Imagine you have a big-ol' data set and you want to know how many distinct elements there are in it. This is also called the cardinality of the data set.
My first attempt would be something like this:
def cardinality(data_set):
return len(set(data_set))
This would work fine (and has the advantage of giving an exact answer) except when the data set is truly "big-ol'". If the data set doesn't even come close to fitting in memory on our computer, the problem becomes a fair bit more difficult.
It turns out if we relax the accuracy by a few percent, we can do some cool things. This is where HyperLogLog comes in.
The key idea powering HyperLogLog is that if you get a large set of randomly
distributed data, the probability of seeing a binary number that ends in x
zeroes is 2^x
. So the probability of seeing a number that ends in a 0
is 50%. The probability of seeing a number that ends in 00
is 25%. 000
is 12.5%, and so on.
So if we scan through our data set (which at this point is just a series of
numbers) and we see a binary number that ends in 0000
, and no numbers that
end in more zeroes, we can reasonably estimate that the set has 16 unique
numbers in it, since on average 1 / 16 numbers ends in four zeroes.
Hash functions to the rescue!
The second key idea is that a good hash function maps any inputs to what appears to be (and for us, is) a set of randomly distributed values.
This could also have the added benefit of shrinking your data. If your data set is made up of 10MB .jpgs or something like that, how all we care about are the hashes of those .jpgs.
All that was pretty cool, but it only gets us to the nearest power of two and has a high error rate. It turns out we can do better.
If we split our data into many randomly divided subsets of that data, count the-maximum-amount-of-trailing-zeroes-in-the-hash-of-each-value for each subset, and average them together, we can get much closer.
This process is called "stochastic averaging", and first appears (I think) in Flajolet and Martin's Probabilistic Counting Algorithms for Data Base Applications.
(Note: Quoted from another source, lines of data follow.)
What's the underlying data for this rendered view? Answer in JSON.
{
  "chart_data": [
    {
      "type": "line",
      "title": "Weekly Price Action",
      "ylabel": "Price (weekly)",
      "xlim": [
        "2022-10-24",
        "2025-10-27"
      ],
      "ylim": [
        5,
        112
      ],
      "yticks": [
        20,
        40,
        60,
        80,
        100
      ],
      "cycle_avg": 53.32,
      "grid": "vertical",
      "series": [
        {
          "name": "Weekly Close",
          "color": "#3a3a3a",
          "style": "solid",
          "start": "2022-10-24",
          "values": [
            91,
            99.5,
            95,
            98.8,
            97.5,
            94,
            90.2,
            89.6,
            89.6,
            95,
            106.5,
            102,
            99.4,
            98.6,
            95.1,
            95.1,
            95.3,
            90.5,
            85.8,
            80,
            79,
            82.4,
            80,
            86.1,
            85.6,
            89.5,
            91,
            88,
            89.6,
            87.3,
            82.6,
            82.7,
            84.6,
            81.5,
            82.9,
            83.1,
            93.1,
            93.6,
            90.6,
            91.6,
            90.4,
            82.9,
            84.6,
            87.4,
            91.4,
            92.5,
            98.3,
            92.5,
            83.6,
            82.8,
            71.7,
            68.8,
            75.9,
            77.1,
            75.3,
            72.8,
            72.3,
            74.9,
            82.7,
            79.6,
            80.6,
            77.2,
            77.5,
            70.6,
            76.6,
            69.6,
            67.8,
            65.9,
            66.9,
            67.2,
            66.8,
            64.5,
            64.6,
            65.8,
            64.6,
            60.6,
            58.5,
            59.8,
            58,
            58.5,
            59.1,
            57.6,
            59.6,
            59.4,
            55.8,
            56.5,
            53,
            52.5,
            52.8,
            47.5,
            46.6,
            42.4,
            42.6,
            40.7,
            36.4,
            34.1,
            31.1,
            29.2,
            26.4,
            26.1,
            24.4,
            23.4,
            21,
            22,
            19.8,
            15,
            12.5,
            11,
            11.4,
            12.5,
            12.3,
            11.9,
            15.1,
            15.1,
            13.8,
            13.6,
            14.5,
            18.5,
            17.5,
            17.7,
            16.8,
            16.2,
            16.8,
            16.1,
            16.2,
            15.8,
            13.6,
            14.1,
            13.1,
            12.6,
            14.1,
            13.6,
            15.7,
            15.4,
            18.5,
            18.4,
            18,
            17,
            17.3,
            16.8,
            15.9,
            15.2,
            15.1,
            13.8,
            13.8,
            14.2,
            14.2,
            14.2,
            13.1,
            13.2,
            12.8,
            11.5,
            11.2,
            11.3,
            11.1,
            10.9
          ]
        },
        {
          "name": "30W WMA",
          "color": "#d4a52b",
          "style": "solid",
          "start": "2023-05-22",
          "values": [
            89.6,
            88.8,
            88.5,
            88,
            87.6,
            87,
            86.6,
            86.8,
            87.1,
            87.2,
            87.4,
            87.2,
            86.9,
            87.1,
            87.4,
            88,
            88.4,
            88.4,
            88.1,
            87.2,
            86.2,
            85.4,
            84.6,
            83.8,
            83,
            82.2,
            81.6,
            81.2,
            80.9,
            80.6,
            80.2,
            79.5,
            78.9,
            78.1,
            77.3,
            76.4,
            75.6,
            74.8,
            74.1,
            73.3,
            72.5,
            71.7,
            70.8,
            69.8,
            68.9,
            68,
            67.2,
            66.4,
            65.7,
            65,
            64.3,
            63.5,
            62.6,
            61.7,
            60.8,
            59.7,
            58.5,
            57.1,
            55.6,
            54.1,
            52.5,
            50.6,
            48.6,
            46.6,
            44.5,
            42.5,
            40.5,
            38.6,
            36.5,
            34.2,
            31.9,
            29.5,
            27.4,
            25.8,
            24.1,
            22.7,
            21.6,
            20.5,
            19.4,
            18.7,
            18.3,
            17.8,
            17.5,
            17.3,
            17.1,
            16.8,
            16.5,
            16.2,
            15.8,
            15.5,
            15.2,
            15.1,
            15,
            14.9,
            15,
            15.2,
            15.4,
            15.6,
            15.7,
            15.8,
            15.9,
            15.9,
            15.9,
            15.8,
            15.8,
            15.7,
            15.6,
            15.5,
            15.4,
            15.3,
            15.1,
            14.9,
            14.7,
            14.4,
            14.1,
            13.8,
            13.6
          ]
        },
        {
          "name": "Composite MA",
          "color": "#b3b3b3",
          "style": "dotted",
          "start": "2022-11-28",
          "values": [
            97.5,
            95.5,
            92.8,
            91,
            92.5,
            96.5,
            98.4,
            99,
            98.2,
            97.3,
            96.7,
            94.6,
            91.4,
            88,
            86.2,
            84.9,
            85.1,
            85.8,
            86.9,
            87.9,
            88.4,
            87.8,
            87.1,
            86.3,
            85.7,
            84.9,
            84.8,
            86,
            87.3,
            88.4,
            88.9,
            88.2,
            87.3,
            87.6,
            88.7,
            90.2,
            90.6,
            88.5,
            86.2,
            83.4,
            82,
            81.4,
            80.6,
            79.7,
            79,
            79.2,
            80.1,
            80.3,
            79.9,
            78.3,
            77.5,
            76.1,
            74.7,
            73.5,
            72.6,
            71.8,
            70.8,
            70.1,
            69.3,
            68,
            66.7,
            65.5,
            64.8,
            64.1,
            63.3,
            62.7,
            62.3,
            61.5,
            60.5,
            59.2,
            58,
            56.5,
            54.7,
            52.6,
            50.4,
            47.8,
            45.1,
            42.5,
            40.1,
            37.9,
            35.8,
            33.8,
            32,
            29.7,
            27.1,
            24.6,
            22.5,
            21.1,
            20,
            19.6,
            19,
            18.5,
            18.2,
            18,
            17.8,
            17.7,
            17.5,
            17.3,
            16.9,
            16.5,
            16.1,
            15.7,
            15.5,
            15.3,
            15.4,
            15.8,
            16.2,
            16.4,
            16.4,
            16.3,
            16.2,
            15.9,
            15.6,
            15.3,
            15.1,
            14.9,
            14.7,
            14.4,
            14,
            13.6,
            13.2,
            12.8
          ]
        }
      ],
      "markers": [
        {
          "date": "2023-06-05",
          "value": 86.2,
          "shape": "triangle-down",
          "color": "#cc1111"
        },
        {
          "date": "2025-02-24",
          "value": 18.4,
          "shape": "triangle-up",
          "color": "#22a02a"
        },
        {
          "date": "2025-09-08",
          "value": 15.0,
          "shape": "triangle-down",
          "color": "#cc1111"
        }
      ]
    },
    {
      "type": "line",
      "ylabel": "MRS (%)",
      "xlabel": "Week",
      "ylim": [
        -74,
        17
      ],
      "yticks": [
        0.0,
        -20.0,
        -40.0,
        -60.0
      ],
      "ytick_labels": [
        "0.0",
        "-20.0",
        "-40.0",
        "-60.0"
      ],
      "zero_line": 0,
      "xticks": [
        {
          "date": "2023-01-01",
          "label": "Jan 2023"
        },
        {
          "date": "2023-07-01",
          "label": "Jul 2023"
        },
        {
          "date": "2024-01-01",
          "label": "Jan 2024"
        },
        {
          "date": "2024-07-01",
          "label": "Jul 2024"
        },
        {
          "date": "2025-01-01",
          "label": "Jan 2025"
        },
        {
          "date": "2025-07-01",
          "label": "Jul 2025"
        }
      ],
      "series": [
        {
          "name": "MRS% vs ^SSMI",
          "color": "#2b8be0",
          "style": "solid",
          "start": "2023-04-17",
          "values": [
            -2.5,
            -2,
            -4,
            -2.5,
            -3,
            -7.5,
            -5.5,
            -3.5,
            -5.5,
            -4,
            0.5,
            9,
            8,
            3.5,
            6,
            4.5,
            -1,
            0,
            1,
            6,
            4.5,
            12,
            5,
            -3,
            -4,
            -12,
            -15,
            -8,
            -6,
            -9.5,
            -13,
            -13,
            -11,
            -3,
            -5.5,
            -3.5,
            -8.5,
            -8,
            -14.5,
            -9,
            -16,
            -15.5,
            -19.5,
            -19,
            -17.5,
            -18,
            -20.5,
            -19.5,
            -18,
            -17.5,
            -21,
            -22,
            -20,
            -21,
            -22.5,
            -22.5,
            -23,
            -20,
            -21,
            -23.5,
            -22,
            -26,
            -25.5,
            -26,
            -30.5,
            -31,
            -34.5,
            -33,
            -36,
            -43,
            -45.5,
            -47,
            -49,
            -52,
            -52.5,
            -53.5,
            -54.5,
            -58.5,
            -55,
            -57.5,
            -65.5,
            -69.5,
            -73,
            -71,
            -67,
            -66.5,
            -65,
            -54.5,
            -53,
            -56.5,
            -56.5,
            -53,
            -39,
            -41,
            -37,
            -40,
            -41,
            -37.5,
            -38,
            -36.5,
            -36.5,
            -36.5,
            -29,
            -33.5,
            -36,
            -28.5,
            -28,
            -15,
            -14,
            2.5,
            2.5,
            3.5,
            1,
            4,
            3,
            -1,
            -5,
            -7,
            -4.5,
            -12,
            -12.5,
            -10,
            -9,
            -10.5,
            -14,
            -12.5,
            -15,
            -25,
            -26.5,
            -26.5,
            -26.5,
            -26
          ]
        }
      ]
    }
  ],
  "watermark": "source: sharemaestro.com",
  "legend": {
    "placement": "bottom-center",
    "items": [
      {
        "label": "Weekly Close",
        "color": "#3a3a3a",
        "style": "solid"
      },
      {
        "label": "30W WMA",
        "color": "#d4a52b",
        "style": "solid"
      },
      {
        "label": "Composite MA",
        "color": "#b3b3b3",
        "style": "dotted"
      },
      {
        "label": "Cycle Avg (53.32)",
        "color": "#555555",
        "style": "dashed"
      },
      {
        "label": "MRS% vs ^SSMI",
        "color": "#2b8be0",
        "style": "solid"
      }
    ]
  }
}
There are a couple more technicalities like correcting your estimate if it is below a certain amount, or if it is very large, or if it smells a little weird. But it's not too crazy. The whole algorithm fits comfortably in < 20 lines of code.
The details and derivations can be found in HyperLogLog's whitepaper.
I initially got excited about this algorithms due to Nick Johnson's Damn Cool Algorithms: Cardinality Estimation post.
I copied the code from his blogpost into loglog.py
to test it, and
implemented the full HyperLogLog algorithm in hyperloglog.py
. Nick's intent
was to explain the essence of the algorithm, so he didn't add all potentially
confusing bits about range correction, and stuck to LogLog over HyperLogLog,
since arithmetic means are more popular that geometric ones.
There are some helper comparison functions in compare.py
.
In [1]: from compare import *
In [2]: data = create_set(100000)
In [3]: len(data)
Out[3]: 5152822
In [4]: len(set(data))
Out[4]: 100000
In [5]: hyperloglog(data)
Out[5]: 101398.84190696556
# About 1% error
In [6]: loglog(data)
Out[6]: 97393.92237981079
# About 3% error
We can see the benefits of the small range correction in an example that has very few elements:
In [7]: small_data = [1, 2, 3, 4, 5, 5, 5, 3]
In [8]: hyperloglog(small_data)
Out[8]: 5.012246913769684
In [9]: loglog(small_data)
Out[9]: 818.0449534051104
A difference of ~1% and 16000%.
Being a bit more rigorous, we run 1000 trials of each algorithm on similar data and get the average absolute percent error:
In [1]: from compare import compare_hyperloglog_and_loglog
In [2]: compare_hyperloglog_and_loglog(num_elements=10000, num_trials=1000)
Out[2]: ('h_err, l_err:', 0.024493629960671007, 0.030072619766436517)
In [3]: compare_hyperloglog_and_loglog(num_elements=100000, num_trials=1000)
Out[3]: ('h_err, l_err:', 0.02438100081135814, 0.032231631635683)
So on average, on our toy datasets, where range correction is not needed,
hyperloglog()
is off by about 2.4%, and loglog
is off by around 3%.
An extra bit of coolness is that this algorithm is trivial to parallelize.
I would imagine some huge (and possibly never-ending) process outputting
elements to a queue, and any number of machines or processes scooping up these
values and building their own bucket-tables (the thing that hyperloglog()
refers to as buckets
), and occasionally merging them together to perform a
periodic estimate of the cardinality of the set they'd seen.
Originally these algorithms were developed for database applications, as you might have guessed from the title of the first whitepaper -- Probabilistic Counting Algorithms for Data Base Applications. You could do things like determining the number of unique queries, or percent unique queries and do all sorts of fancy optimizations and hand-waving.